Although the study convincingly shows that sleep deprivation disrupts learning in fruit flies, even Shaw’s “thorough” and “clever” experiments can’t determine exactly what is happening in the fruit flies’ brains, say other sleep researchers. Thus, the possibility remains that sleep may intrude during times when the flies are trying to learn, or that the flies may just not be paying attention as well when sleep deprived, these same researchers say.

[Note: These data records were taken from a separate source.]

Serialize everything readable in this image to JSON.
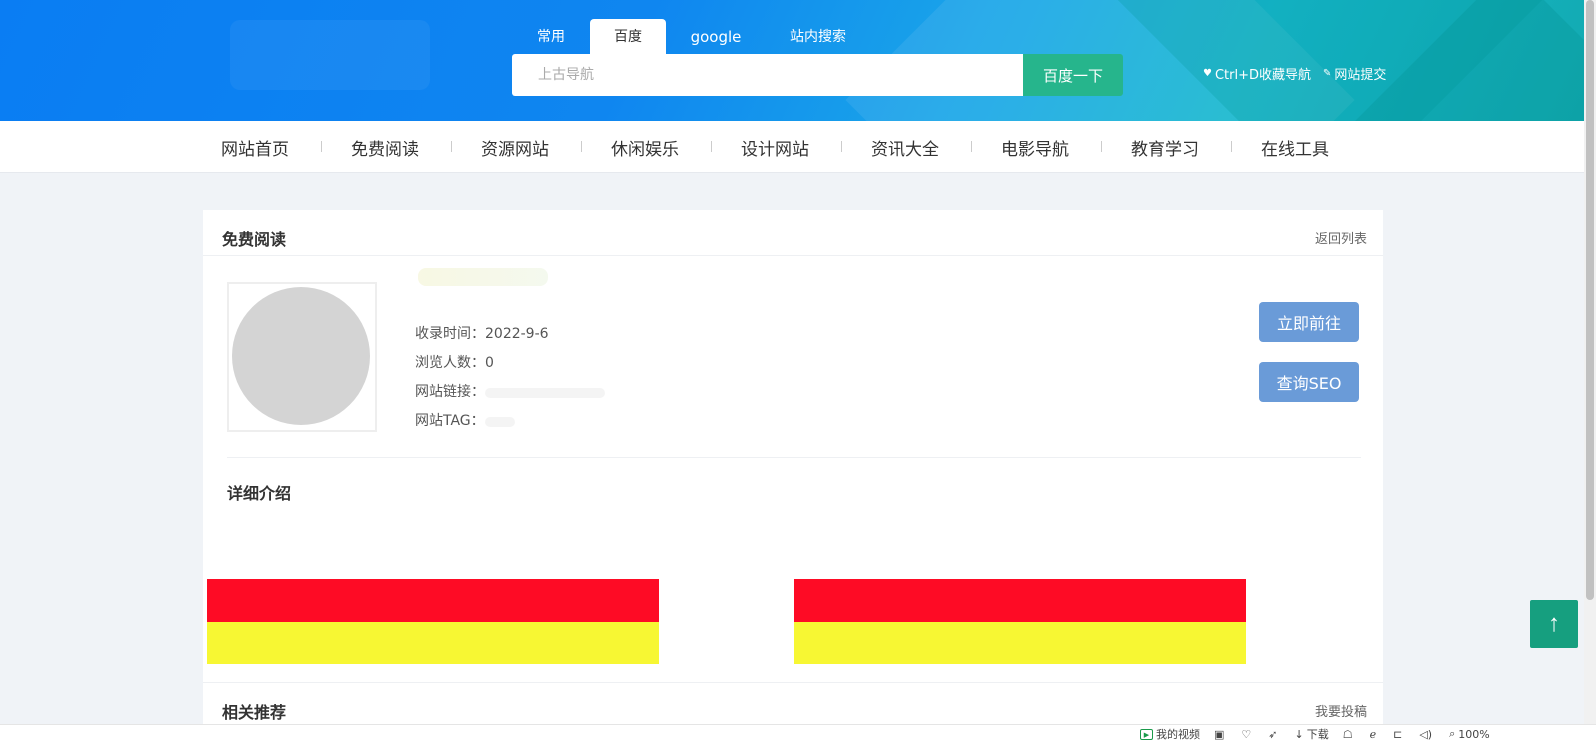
{
  "header": {
    "tabs": [
      "常用",
      "百度",
      "google",
      "站内搜索"
    ],
    "search_placeholder": "上古导航",
    "search_button": "百度一下",
    "links": [
      "Ctrl+D收藏导航",
      "网站提交"
    ]
  },
  "nav": {
    "items": [
      "网站首页",
      "免费阅读",
      "资源网站",
      "休闲娱乐",
      "设计网站",
      "资讯大全",
      "电影导航",
      "教育学习",
      "在线工具"
    ]
  },
  "card": {
    "title": "免费阅读",
    "back_link": "返回列表",
    "info": {
      "collect_time_label": "收录时间：",
      "collect_time_value": "2022-9-6",
      "views_label": "浏览人数：",
      "views_value": "0",
      "link_label": "网站链接：",
      "tag_label": "网站TAG："
    },
    "go_button": "立即前往",
    "seo_button": "查询SEO",
    "detail_title": "详细介绍"
  },
  "related": {
    "title": "相关推荐",
    "submit_link": "我要投稿"
  },
  "totop_icon": "arrow-up-icon",
  "statusbar": {
    "items": [
      "我的视频",
      "下载",
      "100%"
    ]
  },
  "colors": {
    "header_start": "#0a7df3",
    "header_end": "#12aab0",
    "search_button": "#26b58c",
    "action_button": "#6a9bd8",
    "totop": "#169f7f",
    "banner_red": "#fe0b25",
    "banner_yellow": "#f7f733"
  }
}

“Their arguments are strong, but not watertight,” says Robert McCarley, a sleep researcher at HarvardUniversity and the Veterans Affairs Boston Healthcare System in Brockton, Mass.
Brain scans indicate that some parts of the human brain are more vulnerable to effects of sleep deprivation than others. In the fruit flies’ brains, Shaw and his colleagues traced the learning problem associated with sleep deprivation to the mushroom bodies, important structures that are involved in learning and forming memories and have other functions as well. Furthermore, the group showed that a receptor for the neurotransmitter dopamine in the mushroom bodies was important for helping fruit flies learn to avoid light.
Fruit flies, rodents, humans and other animals have multiple types of receptors for dopamine. Using drugs that block specific types of dopamine receptors, the researchers determined that the dopamine D1-like receptor (dDA1) is the critical link in the learning chain that is disrupted by sleep deprivation. Activating the dDA1 receptor only in mushroom bodies erased the learning problems in sleep-deprived fruit flies.
It’s unlikely that the fruit fly findings will translate directly into advances in human sleep research. Already scientists know that many more brain chemicals are involved in human learning and sleep and that sleep involves many parts of the brain. But the new study does suggest that dopamine may play a more important role in sleep and learning than previously suspected, says Ritchie Brown of HarvardUniversity and the Veterans Affairs Boston Healthcare System in Brockton.
Students famously use drugs, such as amphetamines and caffeine, to stay awake while studying for exams. Amphetamines increase the effective concentration of dopamine in the brain. Caffeine may indirectly affect dopamine levels.
“Up until now we’ve said that’s not a good idea because you’re losing sleep,” Brown says, but drugs that affect only a subset of dopamine receptors might well override some of the effects of sleep loss, the new study suggests. “If it holds up for rodents and humans it could certainly be very important.”
But drugs that alleviate the memory and learning deficits associated with sleep deprivation might do nothing to curb other negative effects on health, says Robert Greene, a neuroscientist at the University of Texas Southwestern Medical Center at Dallas. “There might be a piper to pay eventually,” he says.
That’s certainly true for amphetamines and caffeine, UPenn’s Dinges says. While the drugs increase alertness for a short time, eventually people crash again, and such stimulants have other side effects, such as harming heart health. “You can’t really cheat the system,” Dinges says. “It’s still true that there’s no chemical substitute for sleep.”